Nach dem Seitenwechsel erhöhten die Gastgeber noch mehr den Druck und erspielten sich gleich eine Vielzahl an Tormöglichkeiten. Die besten ließen allerdings Björn Lindemann mit einem Freistoß, Kevin Schumacher, Marvin Stieler und Sebastian Baar mit Schüssen liegen. Auch der nach 58 Minuten eingewechselte Torjäger, Hendrik Weydandt, scheiterte zunächst mit zwei Kopfbällen. Weydandt, mit elf Toren bislang der erfolgreichste Germane, spielte nicht von Anfang an, da er aufgrund von Knieproblemen in der Woche nicht trainieren konnte. „Wir haben mit Christoph Beismann einen weiteren guten Stürmer“, so Zimmermann als Erklärung.

Weydandt schien spät zumindest für das Remis zu sorgen. Nachdem Schumacher zunächst an Norderstedts Torwart Johannes Florian Höcker scheiterte, legte Baar den Ball zurück auf Weydandt, der aus neun Metern einschoss (81.). Doch die Egestorfer wollten mehr.
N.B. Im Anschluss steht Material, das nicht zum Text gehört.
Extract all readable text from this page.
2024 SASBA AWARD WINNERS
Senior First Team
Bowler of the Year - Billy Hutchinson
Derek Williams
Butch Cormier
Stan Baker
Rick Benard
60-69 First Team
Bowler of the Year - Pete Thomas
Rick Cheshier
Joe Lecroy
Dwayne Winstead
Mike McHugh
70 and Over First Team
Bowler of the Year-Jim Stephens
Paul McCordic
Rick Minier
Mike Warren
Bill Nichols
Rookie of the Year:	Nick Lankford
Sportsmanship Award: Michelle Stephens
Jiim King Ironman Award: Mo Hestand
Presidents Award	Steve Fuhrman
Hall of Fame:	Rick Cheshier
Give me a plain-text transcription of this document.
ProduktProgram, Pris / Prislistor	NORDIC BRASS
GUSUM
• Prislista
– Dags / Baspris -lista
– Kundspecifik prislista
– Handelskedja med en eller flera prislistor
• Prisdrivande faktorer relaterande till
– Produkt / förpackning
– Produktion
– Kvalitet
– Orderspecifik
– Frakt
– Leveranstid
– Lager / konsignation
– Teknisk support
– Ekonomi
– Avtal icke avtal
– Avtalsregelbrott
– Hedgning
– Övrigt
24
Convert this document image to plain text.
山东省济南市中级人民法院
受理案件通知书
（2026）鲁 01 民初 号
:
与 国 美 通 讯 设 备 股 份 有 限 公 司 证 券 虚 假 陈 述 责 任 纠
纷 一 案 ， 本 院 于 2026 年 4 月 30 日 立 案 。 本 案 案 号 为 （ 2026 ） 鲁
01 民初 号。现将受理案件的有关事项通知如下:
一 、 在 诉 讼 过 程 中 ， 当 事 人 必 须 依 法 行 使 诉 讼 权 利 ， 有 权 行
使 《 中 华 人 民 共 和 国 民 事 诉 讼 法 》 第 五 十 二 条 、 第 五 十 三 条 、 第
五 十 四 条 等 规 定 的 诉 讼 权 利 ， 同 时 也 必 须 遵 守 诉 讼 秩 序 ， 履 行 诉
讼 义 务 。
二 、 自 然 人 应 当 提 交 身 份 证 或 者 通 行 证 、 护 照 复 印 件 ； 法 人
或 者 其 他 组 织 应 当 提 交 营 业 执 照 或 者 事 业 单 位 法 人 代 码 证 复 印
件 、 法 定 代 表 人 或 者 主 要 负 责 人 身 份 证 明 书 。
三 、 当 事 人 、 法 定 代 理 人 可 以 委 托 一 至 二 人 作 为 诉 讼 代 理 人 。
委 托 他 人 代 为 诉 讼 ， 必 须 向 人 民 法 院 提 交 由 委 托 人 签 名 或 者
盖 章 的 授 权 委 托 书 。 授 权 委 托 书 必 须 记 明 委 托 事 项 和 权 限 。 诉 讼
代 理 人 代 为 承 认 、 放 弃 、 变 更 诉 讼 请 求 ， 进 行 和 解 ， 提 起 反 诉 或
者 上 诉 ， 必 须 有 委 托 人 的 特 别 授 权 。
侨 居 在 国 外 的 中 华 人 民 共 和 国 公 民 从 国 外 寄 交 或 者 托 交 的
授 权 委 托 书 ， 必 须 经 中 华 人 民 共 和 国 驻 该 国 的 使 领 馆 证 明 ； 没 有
Sie spielten weiterhin geduldig, machten das Spiel breit und waren dem zweiten Treffer näher als die Norderstedter. „Allerdings wurde ein Fehler von uns gleich böse bestraft“, so Zimmermann. „Das war ein Nackenschlag.“ In der Schlussminute lief Norderstedt Felix Drinkuth auf dem rechten Flügel bis zur Grundlinie, passte scharf in die Mitte, wo Steven Lindener aus kurzer Distanz zum viel umjubelten Siegtreffer der Gäste einschoss.

Doch um ein Haar wäre sogar noch der 2:2-Ausgleich gefallen. Allerdings entschied der Unparteiische Jost Steenken nach Schumachers Treffer auf ein Foulspiel. „Der Schiedsrichter hat auf beiden Seiten ein paar merkwürdige Entscheidungen getroffen“, sagte Zimmermann.